DATEMI un attacco a tre punti e vi aggancerò il mondo. Omero Cornia nel 1967, in una Modena che oltre alle auto di lusso fabbricava ‘gioielli’ della meccanizzazione agricola (dalla Fiat, oggi Cnh, alla Lamborghini, Goldoni, Valpadana), ebbe l’intuizione di produrre componenti per il collegamento dei trattori alle attrezzature agricole. Fondò assieme alla moglie Paola Bergamini la CBM (acronimo di Cornia-Bergamini-Modena) che oggi presiede.

A guidare il gruppo sono i figli Enrico, managing director, e Monica Cornia, responsabile del personale di Modena.

Enrico Cornia, da dove nacque l’idea di suo padre?

«Mia madre Paola era figlia di un imprenditore (Ageo Bergamini) che produceva trattori per aeroporti. Mio padre Omero, guardando il lavoro di suo suocero, ebbe l’intuizione di realizzare componenti per trattori agricoli con l’attacco a tre punti».

Era una soluzione innovativa in quel periodo?

«Il valore aggiunto è stato l’aggancio rapido che rende l’operazione molto semplice, ed evita le impennate e gli sbandamenti laterali del trattore: non occorre che la persona scenda dal trattore, può agganciarlo benissimo dal sedile o dalla cabina».

Una volta trovata l’idea è bastato dunque realizzare il prodotto su larga scala.
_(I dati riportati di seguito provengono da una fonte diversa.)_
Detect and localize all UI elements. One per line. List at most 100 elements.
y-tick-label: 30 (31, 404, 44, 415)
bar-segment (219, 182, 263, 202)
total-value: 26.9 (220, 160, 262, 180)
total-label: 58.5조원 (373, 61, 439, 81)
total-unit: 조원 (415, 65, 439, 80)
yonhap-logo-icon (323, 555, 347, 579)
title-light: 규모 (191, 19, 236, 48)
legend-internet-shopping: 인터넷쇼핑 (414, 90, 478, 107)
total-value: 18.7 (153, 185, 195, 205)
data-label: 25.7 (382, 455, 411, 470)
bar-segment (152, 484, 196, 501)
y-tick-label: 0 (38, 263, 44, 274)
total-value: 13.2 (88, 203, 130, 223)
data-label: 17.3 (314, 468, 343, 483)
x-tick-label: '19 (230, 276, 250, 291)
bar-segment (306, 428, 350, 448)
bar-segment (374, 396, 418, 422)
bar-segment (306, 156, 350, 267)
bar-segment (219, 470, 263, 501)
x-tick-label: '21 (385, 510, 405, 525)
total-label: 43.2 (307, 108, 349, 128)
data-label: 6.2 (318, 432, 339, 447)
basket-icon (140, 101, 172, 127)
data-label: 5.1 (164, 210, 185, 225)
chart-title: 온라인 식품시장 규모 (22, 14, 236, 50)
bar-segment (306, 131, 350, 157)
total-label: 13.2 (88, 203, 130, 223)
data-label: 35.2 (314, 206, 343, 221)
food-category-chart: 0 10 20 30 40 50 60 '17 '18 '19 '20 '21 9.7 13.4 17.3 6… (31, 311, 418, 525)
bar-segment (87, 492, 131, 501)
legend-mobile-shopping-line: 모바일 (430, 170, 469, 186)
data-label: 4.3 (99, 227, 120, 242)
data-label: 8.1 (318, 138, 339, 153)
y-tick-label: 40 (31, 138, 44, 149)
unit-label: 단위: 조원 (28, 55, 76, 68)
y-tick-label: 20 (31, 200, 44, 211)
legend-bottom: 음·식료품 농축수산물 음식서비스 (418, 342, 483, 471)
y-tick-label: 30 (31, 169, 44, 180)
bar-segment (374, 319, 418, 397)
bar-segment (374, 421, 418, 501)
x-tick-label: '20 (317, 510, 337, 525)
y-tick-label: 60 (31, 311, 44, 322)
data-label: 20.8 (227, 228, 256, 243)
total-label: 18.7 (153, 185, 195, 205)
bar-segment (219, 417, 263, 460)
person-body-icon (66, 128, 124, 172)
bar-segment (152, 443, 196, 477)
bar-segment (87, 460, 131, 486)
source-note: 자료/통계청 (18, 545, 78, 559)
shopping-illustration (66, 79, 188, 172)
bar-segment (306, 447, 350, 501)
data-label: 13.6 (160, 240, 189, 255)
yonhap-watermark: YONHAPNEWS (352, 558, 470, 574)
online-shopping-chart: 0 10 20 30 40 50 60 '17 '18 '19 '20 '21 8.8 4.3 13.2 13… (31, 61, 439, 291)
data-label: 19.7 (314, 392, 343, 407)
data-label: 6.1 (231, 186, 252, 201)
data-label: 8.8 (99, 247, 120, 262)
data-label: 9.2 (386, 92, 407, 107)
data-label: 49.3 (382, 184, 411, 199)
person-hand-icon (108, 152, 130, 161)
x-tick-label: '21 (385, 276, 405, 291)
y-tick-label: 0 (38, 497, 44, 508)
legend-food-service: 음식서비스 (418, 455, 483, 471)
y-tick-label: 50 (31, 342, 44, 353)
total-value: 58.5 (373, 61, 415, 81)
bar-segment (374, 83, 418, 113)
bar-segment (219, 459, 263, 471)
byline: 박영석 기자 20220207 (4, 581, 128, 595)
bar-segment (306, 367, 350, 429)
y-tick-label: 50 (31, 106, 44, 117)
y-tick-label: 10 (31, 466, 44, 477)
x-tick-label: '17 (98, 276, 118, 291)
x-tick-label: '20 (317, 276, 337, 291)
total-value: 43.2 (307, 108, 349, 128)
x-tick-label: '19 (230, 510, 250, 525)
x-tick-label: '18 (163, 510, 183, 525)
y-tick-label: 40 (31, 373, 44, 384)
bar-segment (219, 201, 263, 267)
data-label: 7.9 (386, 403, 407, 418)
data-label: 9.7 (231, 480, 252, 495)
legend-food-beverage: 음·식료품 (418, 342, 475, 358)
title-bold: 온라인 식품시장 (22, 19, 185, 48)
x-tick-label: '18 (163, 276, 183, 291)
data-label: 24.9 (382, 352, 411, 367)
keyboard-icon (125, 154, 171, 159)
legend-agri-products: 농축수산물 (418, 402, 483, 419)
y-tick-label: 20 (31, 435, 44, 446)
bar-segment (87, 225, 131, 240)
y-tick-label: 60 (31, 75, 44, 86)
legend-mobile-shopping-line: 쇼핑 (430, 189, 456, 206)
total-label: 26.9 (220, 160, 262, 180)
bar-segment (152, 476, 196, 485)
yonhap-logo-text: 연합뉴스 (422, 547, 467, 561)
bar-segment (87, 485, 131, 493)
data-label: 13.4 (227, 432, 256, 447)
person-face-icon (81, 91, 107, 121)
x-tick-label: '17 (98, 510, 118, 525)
«No, in realtà è una delle componenti meno standardizzate che ci siano perché l’attacco varia a seconda delle tipologie di terreno: un conto per esempio è quando si lavora a ‘pieno campo’ su grandi terreni coltivati a mais, frumento, un altro è quando ci si trova di fronte a vigneti. Un altro ancora è quando si ha a che fare con fondi collinari dove occorrono trattori cingolati».

Negli anni ‘90 siete riusciti a diventare tra i leader nei mercati europei, come avete fatto?

«Attraverso acquisizioni di aziende specializzate per esempio nei sollevatori idraulici (Mita Oleodinamica di Tregnago-VR), CBM group è stata in grado di fornire non solo l’attacco, ma l’intera parte posteriore del trattore: l’attacco a tre punti, il sollevatore idraulico, il gruppo traino-rimorchi e il pick-up hitch scandinavo. Oggi CBM ha uno stabilimento in Polonia dove produce non solo componenti, ma anche piccoli trattori».

Avete puntato altri bacini sul piano internazionale?

«Nel 2000 CBM Group si è spinta sul mercato indiano (fondando la Mita India vicino a Delhi), parliamo di qualcosa come un miliardo di persone. E’ come l’Italia del Dopoguerra: tantissimi contadini che coltivano terreni anche molto piccoli. In aprile 2018 inauguriamo un secondo stabilimento produttivo nello stato del Madhya Pradesh».

Per il futuro quali mercati state sondando?

«Stiamo valutando una presenza in Cina, dove intendiamo creare uno stabilimento produttivo. Altro Paese interessante è la Turchia: ha un fabbisogno di 80mila trattori l’anno. L’Italia, per fare un confronto, ha chiuso l’anno scorso con 20mila unità».